Phasers only handle cam timing, not the valve lift. you can advance or retard the intake valve timing, but the physical parts still do the same job with the same wear.
If your LP has a bad spot in a groove, you can rotate it on the platter, but it's still going to come under the stylus. You just changed when, not how.
(I watch the oil pressure as well as other engine and vehicle indicators fairly closely - and have on all of my vehicles. It's why I have the rally gauges in my SX4 and the AMX cluster in my Javelin)
the update can't make a tick go away. It's simply impossible. There's nothing a PCM can do to make physical damage disappear.

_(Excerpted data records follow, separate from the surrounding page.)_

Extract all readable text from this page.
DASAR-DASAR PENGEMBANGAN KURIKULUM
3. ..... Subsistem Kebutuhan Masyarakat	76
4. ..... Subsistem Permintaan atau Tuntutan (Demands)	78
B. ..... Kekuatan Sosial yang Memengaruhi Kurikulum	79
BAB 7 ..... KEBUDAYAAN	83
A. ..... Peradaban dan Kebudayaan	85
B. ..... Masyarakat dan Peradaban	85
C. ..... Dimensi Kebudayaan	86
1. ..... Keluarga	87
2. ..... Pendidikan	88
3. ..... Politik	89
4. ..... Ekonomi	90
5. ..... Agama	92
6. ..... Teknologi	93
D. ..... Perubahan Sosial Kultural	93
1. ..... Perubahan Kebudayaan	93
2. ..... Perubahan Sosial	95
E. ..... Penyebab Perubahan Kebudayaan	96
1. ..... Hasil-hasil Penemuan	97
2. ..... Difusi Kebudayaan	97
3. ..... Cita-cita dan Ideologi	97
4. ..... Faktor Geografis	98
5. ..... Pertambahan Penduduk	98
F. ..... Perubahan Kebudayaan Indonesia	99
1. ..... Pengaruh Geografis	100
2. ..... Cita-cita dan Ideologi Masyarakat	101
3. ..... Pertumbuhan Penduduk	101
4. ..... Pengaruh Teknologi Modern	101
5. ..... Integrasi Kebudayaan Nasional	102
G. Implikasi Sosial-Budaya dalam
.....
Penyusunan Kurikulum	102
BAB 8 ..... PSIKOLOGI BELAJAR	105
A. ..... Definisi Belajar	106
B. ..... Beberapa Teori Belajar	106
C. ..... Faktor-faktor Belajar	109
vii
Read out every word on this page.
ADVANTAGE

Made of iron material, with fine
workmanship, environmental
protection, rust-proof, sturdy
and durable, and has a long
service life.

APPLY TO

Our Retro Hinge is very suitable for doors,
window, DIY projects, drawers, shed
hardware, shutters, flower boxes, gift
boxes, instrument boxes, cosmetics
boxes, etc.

If you arrive with a tick, you leave with a tick. It doesn't matter what people say - could be a placebo effect, hey, I don't notice it now - but it will still be there because you can't alter physical damage with software.
30 psi is more than enough for an idling engine. 20 is plenty for idle for that matter, even for a larger engine with a lower volume pump. Pressure doesn't lubricate valve train parts. 10 psi will send oil shooting over a fender.